In Montreux, delegations from more than 80 countries discussed the key gaps and challenges for the implementation of the World Health Assembly resolution (WHA72.6) “Global Action on Patient Safety” and the global roadmap for patient safety, the Global Action Plan for Patient Safety 2021-2030: Towards Eliminating Avoidable Harms in Health Care.

Despite progress in addressing patient safety challenges around the world, concerted efforts are needed to ensure the safety of patients and healthcare workers, the delegations noted, emphasizing that lessons learned from the crisis of COVID-19 have enormous potential to build safer and more resilient health systems.

The Montreux Charter on Patient Safety, endorsed at the Summit, reaffirms that patient harm in healthcare is an urgent public health issue, relevant to countries of all income ranges and geographies, and therefore a shared global challenge. Identifies actions for countries to reduce implementation gaps in patient safety, including by treating patient safety as a global public health priority, building on lessons learned from the COVID-19 pandemic, deepening partnerships, collaboration, and mutual learning, and involving patients and their families. . The Charter also called for prioritizing patient safety, including drug safety, safe surgery, infection prevention and control, and antimicrobial resistance.

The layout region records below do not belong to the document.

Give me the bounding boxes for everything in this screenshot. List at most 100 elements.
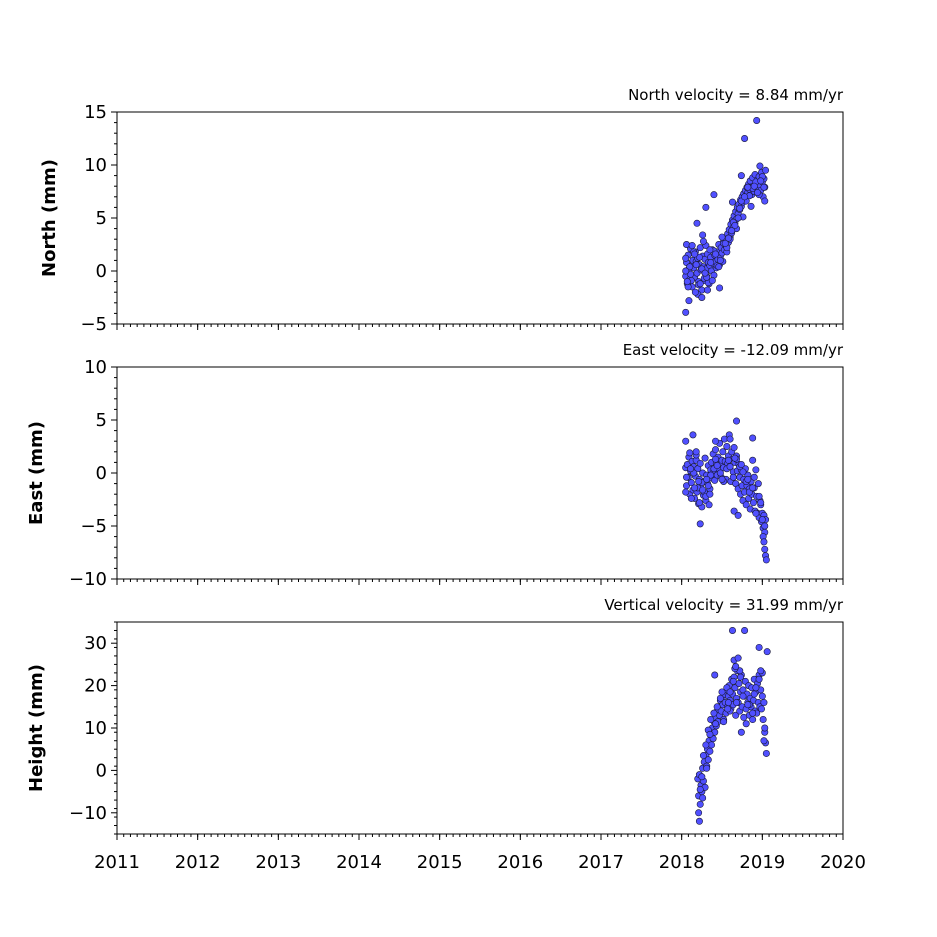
data-point	[760, 737, 768, 745]
data-point	[760, 183, 768, 191]
data-point	[692, 448, 700, 456]
data-point	[687, 465, 695, 473]
data-point	[687, 479, 695, 487]
data-point	[749, 709, 757, 717]
data-point	[686, 263, 694, 271]
data-point	[701, 454, 709, 462]
data-point	[737, 728, 745, 736]
data-point	[736, 204, 744, 212]
data-point	[757, 667, 765, 675]
data-point	[710, 709, 718, 717]
data-point	[683, 278, 691, 286]
data-point	[724, 699, 732, 707]
data-point	[696, 800, 704, 808]
y-tick-label: 0	[96, 261, 107, 282]
data-point	[749, 456, 757, 464]
data-point	[761, 724, 769, 732]
data-point	[683, 241, 691, 249]
x-tick-label: 2018	[659, 852, 705, 873]
data-point	[730, 507, 738, 515]
data-point	[715, 263, 723, 271]
data-point	[691, 484, 699, 492]
data-point	[762, 749, 770, 757]
y-tick-label: −5	[80, 314, 107, 335]
data-point	[750, 473, 758, 481]
data-point	[755, 675, 763, 683]
data-point	[757, 499, 765, 507]
height-x-ticks	[116, 834, 844, 840]
east-panel: East velocity = -12.09 mm/yr East (mm) −…	[26, 341, 844, 590]
x-tick-label: 2013	[255, 852, 301, 873]
data-point	[757, 177, 765, 185]
data-point	[696, 520, 704, 528]
data-point	[762, 556, 770, 564]
data-point	[695, 499, 703, 507]
data-point	[706, 747, 714, 755]
data-point	[732, 711, 740, 719]
east-axes-frame	[116, 366, 844, 580]
x-tick-label: 2015	[417, 852, 463, 873]
data-point	[761, 545, 769, 553]
data-point	[692, 261, 700, 269]
data-point	[702, 741, 710, 749]
data-point	[711, 671, 719, 679]
height-ylabel: Height (mm)	[26, 664, 47, 792]
data-point	[703, 764, 711, 772]
data-point	[696, 459, 704, 467]
data-point	[744, 183, 752, 191]
data-point	[716, 469, 724, 477]
data-point	[703, 286, 711, 294]
data-point	[689, 431, 697, 439]
data-point	[737, 172, 745, 180]
north-panel: North velocity = 8.84 mm/yr North (mm) −…	[39, 86, 844, 335]
data-point	[737, 461, 745, 469]
data-point	[705, 501, 713, 509]
data-point	[728, 626, 736, 634]
data-point	[754, 480, 762, 488]
data-point	[704, 756, 712, 764]
data-point	[712, 720, 720, 728]
data-point	[731, 221, 739, 229]
data-point	[741, 626, 749, 634]
y-tick-label: 0	[96, 463, 107, 484]
data-point	[734, 214, 742, 222]
data-point	[763, 648, 771, 656]
data-point	[716, 694, 724, 702]
data-point	[707, 259, 715, 267]
y-tick-label: 20	[84, 676, 107, 697]
data-point	[733, 699, 741, 707]
east-ylabel: East (mm)	[26, 421, 47, 525]
data-point	[716, 284, 724, 292]
east-x-ticks	[116, 579, 844, 585]
data-point	[732, 663, 740, 671]
data-point	[699, 231, 707, 239]
north-velocity-title: North velocity = 8.84 mm/yr	[628, 86, 844, 104]
x-tick-label: 2019	[739, 852, 785, 873]
data-point	[734, 511, 742, 519]
vertical-velocity-title: Vertical velocity = 31.99 mm/yr	[604, 596, 844, 614]
data-point	[762, 166, 770, 174]
height-axes-frame	[116, 621, 844, 835]
data-point	[734, 654, 742, 662]
y-tick-label: 10	[84, 718, 107, 739]
data-point	[742, 720, 750, 728]
x-tick-label: 2016	[497, 852, 543, 873]
data-point	[728, 198, 736, 206]
data-point	[729, 473, 737, 481]
data-point	[752, 466, 760, 474]
data-point	[688, 242, 696, 250]
data-point	[686, 449, 694, 457]
data-point	[710, 191, 718, 199]
x-tick-label: 2014	[336, 852, 382, 873]
data-point	[752, 509, 760, 517]
data-point	[707, 471, 715, 479]
data-point	[703, 475, 711, 483]
data-point	[726, 688, 734, 696]
data-point	[753, 116, 761, 124]
data-point	[712, 455, 720, 463]
data-point	[749, 499, 757, 507]
data-point	[721, 239, 729, 247]
data-point	[719, 448, 727, 456]
data-point	[741, 193, 749, 201]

Unsafe care is among the leading causes of death and disability in the world. It is particularly acute in settings with limited resources. In the years before the COVID-19 pandemic, 2.6 million people died each year due to security breaches in hospitals in low-income countries. Rich countries are not immune: Nearly 15 percent of hospital spending and activity in Organization for Economic Cooperation and Development countries could be attributed to dealing with security lapses.

It is estimated that more than half of all cases of patient harm can be prevented by working together to create a safer healthcare system for all and building a culture of safety that emphasizes continuous improvement, learning and innovation.

The Montreux Summit builds on previous Global Ministerial Summits on Patient Safety, which raised awareness of the burden of preventable patient harm in health care and fostered strategic approaches to strengthen Patient Safety, since London (2016 ), to Bonn (2017) and Tokyo. (2018) and Jeddah (2019).

The Sixth Summit will be held in Chile in 2024.